"Roberta Flack announces she has ALS"

Damn. “…“impossible to sing and not easy to speak”…” :cry:

Hard to believe she’s 85.

Such a beautiful voice, silenced by a most cruel disease.

Something similar is happening to Linda Ronstadt; she thought she had Parkinson’s but has since been rediagnosed with progressive supranuclear palsy, which killed Dudley Moore. :frowning:

I was sorry to read this. I loved her music in the early years. “Hey, That’s No Way to Say Goodbye” still puts a lump in my throat.

I wish her all the best in her fight against a truly ghastly disease.

Oh no. Such an awful disease. My friend lost his word to it. It’s terrible.

Of all the shit I can think of, ALS is about the top of the list. A very good friend developed it about 10 years ago at the age of 45.

Wow. I’m not much of a concert goer, but Roberta Flack has the distinction of being one of only two famous musical artists’ concerts I ever attended - her and Arlo Guthrie (if Pousette-Dart band, which I understand was more of a regional phenomenon than universal, counts, it’s three).

When I saw her she was slightly pregnant, and she spoke touchingly about her hopes for her child - at that time, she did not know her child would be born with Down’s Syndrome.

She is a wonderfully original, passionate artist who seems to have had a life of ups and downs.* I wish her well and am grateful for the beautiful music she added to the world.

*ETA: oh shit.

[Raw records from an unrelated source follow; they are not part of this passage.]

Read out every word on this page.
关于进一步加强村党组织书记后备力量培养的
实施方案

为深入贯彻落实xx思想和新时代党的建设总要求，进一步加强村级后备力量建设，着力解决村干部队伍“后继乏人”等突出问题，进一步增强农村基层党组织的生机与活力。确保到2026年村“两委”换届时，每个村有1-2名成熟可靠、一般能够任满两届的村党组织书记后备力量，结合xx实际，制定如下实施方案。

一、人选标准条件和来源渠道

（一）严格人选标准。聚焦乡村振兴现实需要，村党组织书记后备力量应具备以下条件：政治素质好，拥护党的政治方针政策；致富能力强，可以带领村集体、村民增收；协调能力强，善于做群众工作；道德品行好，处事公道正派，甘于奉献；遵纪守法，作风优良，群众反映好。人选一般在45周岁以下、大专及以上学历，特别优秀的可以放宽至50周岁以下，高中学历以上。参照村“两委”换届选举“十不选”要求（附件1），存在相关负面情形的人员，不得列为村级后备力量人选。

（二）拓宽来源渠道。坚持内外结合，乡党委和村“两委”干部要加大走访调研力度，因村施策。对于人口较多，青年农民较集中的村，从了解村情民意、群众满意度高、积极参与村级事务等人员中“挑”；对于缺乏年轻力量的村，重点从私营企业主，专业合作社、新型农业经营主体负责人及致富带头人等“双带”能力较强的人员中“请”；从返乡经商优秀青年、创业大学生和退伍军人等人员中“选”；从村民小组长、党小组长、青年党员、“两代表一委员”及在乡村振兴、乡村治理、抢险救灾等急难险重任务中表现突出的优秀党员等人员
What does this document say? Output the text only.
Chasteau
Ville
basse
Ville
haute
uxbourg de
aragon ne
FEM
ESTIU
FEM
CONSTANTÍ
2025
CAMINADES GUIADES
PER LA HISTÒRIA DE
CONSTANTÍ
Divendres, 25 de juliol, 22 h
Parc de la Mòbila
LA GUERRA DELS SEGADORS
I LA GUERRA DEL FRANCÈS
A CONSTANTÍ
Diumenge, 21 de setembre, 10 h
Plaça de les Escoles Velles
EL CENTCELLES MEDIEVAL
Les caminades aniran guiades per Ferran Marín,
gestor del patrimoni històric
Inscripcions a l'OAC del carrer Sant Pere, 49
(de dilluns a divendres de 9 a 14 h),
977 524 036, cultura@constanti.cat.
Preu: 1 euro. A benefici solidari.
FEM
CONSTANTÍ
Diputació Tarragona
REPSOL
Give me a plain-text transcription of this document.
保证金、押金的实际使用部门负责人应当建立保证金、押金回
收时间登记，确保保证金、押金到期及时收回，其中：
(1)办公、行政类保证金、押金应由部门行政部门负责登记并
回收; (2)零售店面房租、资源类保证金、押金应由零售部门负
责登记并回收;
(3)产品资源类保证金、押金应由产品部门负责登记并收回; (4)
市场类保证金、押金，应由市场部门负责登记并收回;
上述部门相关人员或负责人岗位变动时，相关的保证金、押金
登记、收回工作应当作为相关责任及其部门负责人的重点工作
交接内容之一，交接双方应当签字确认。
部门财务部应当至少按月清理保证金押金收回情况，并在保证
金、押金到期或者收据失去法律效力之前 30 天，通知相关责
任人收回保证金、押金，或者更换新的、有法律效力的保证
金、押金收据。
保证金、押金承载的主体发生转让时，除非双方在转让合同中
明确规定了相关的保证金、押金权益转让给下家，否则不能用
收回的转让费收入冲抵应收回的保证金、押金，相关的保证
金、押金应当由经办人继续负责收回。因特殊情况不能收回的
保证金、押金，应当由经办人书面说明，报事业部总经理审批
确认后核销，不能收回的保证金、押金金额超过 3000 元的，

No pun intended.

Sorry to hear this. I’ve been working on my own version of “Killing Me Softly” on the piano for several weeks. What a beautiful tune, and her rendition is the gold standard.

mmm

This seems like a very late onset of the disease. The high profile cases that I’ve read about have involved people who contracted the disease in the thirties to sixties range.

Here’s some more info. (Gift link)

I knew a guy in college who was sooo attractive (I had kind of a thing for him…) and one day he told me that ALS ran in his family and he decided not to marry or be a father because of that. We lost touch, but I heard years later that he did indeed contract it and eventually died from it. :frowning:

Interesting factoids:

The average age a patient starts to present symptoms is 60, [Jonathan] Glass [who runs the Emory ALS Center in Atlanta] said, though he’s seen patients present symptoms as young as 18 and as old as 90.

Glass said everyone’s experience with the disease is unique. Some patients are dead within two years. He said he’s been seeing some patients for 20 to 25 years.

Wow, that is really a wide spectrum! It’s a tragic disease.